Written by Mary Odell —
SIERRA NATIONAL FOREST — Members of the Sierra Freepackers were asked last year by the Bass Lake Ranger District of the US Forest Service to aid in the restoration of the historic French Trail. The French Trail was burned out in the course of the French Fire during the summer of 2014.
“TRAIL HISTORY: What is now called the French Trail began thousands of years ago. The trail follows natural river canyon terrain founded and used for thousands of years by the Mono people. Because of the route’s low elevation and western exposure, for most of the winter and within eight miles of the Sierra Nevada crest, it is below the heavy snow line. The Mono regularly used this trail to access the east side of the Sierra, for gatherings, spiritual walks, learning, visiting friends and relatives and to trade for items like obsidian, pinion pine nuts, baskets, games and songs. In recent history the route was to be the foundation for a Euro American wagon road. In 1879, John French began developing the already well established Native American trade route through the mountains.” Sierra National Forest
Last October we reconned and flagged a bit of the trail as we found it. Work for the spring was noted: replacing melted trail signs, along with downed trees and brush to be cleared. We studied various maps for the exact trail location, with starting and stopping points and places to park our rigs.

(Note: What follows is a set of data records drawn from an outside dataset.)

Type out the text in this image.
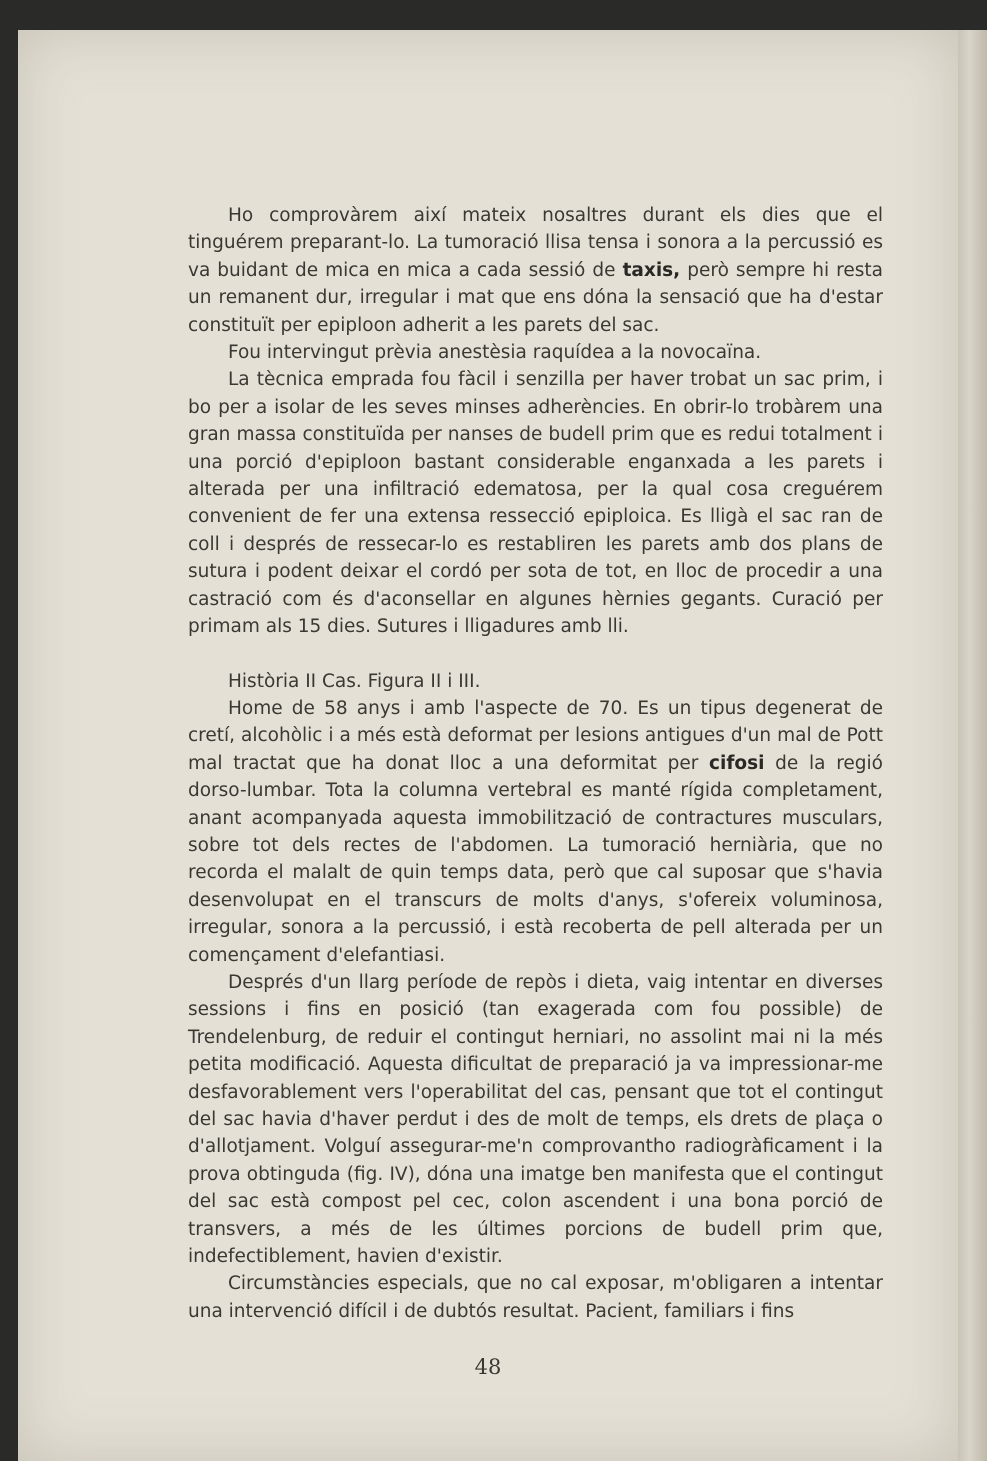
Ho comprovàrem així mateix nosaltres durant els dies que el tinguérem preparant-lo. La tumoració llisa tensa i sonora a la percussió es va buidant de mica en mica a cada sessió de taxis, però sempre hi resta un remanent dur, irregular i mat que ens dóna la sensació que ha d'estar constituït per epiploon adherit a les parets del sac.

Fou intervingut prèvia anestèsia raquídea a la novocaïna.

La tècnica emprada fou fàcil i senzilla per haver trobat un sac prim, i bo per a isolar de les seves minses adherències. En obrir-lo trobàrem una gran massa constituïda per nanses de budell prim que es redui totalment i una porció d'epiploon bastant considerable enganxada a les parets i alterada per una infiltració edematosa, per la qual cosa creguérem convenient de fer una extensa ressecció epiploica. Es lligà el sac ran de coll i després de ressecar-lo es restabliren les parets amb dos plans de sutura i podent deixar el cordó per sota de tot, en lloc de procedir a una castració com és d'aconsellar en algunes hèrnies gegants. Curació per primam als 15 dies. Sutures i lligadures amb lli.

Història II Cas. Figura II i III.

Home de 58 anys i amb l'aspecte de 70. Es un tipus degenerat de cretí, alcohòlic i a més està deformat per lesions antigues d'un mal de Pott mal tractat que ha donat lloc a una deformitat per cifosi de la regió dorso-lumbar. Tota la columna vertebral es manté rígida completament, anant acompanyada aquesta immobilització de contractures musculars, sobre tot dels rectes de l'abdomen. La tumoració herniària, que no recorda el malalt de quin temps data, però que cal suposar que s'havia desenvolupat en el transcurs de molts d'anys, s'ofereix voluminosa, irregular, sonora a la percussió, i està recoberta de pell alterada per un començament d'elefantiasi.

Després d'un llarg període de repòs i dieta, vaig intentar en diverses sessions i fins en posició (tan exagerada com fou possible) de Trendelenburg, de reduir el contingut herniari, no assolint mai ni la més petita modificació. Aquesta dificultat de preparació ja va impressionar-me desfavorablement vers l'operabilitat del cas, pensant que tot el contingut del sac havia d'haver perdut i des de molt de temps, els drets de plaça o d'allotjament. Volguí assegurar-me'n comprovantho radiogràficament i la prova obtinguda (fig. IV), dóna una imatge ben manifesta que el contingut del sac està compost pel cec, colon ascendent i una bona porció de transvers, a més de les últimes porcions de budell prim que, indefectiblement, havien d'existir.

Circumstàncies especials, que no cal exposar, m'obligaren a intentar una intervenció difícil i de dubtós resultat. Pacient, familiars i fins

48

In May we gathered new signs and tools to get to work. Our first day started at the Power House 8 Road located on the Scenic Byway 81/Minarets Road (Road 200 off of Highway 41). Brush was cleared, the trail was found and marked, and trees were cleared. Working throughout May, we completed re-marking the section of the French Trail from the Power House 8 Road to the S81V.
The next section proceeds through the burn area and required a GPS to determine exactly where the trail goes. Our unit will continue to work and restore this trail as the area recovers from the fire. Oaks are sending out shoots, and bear clover and wild flowers have appeared in abundance.
This is a beautiful trail with outstanding views of the San Joaquin River Gorge. This section of trail is located between 3,000 to about 4,000 feet. Eventually the trail will be connected with the San Joaquin River Gorge Trail, which starts at Highway 99, and will go over to the east side of the Sierra via Granite Creek to Reds Meadow.
Mary Odell is a member of Sierra Freepackers.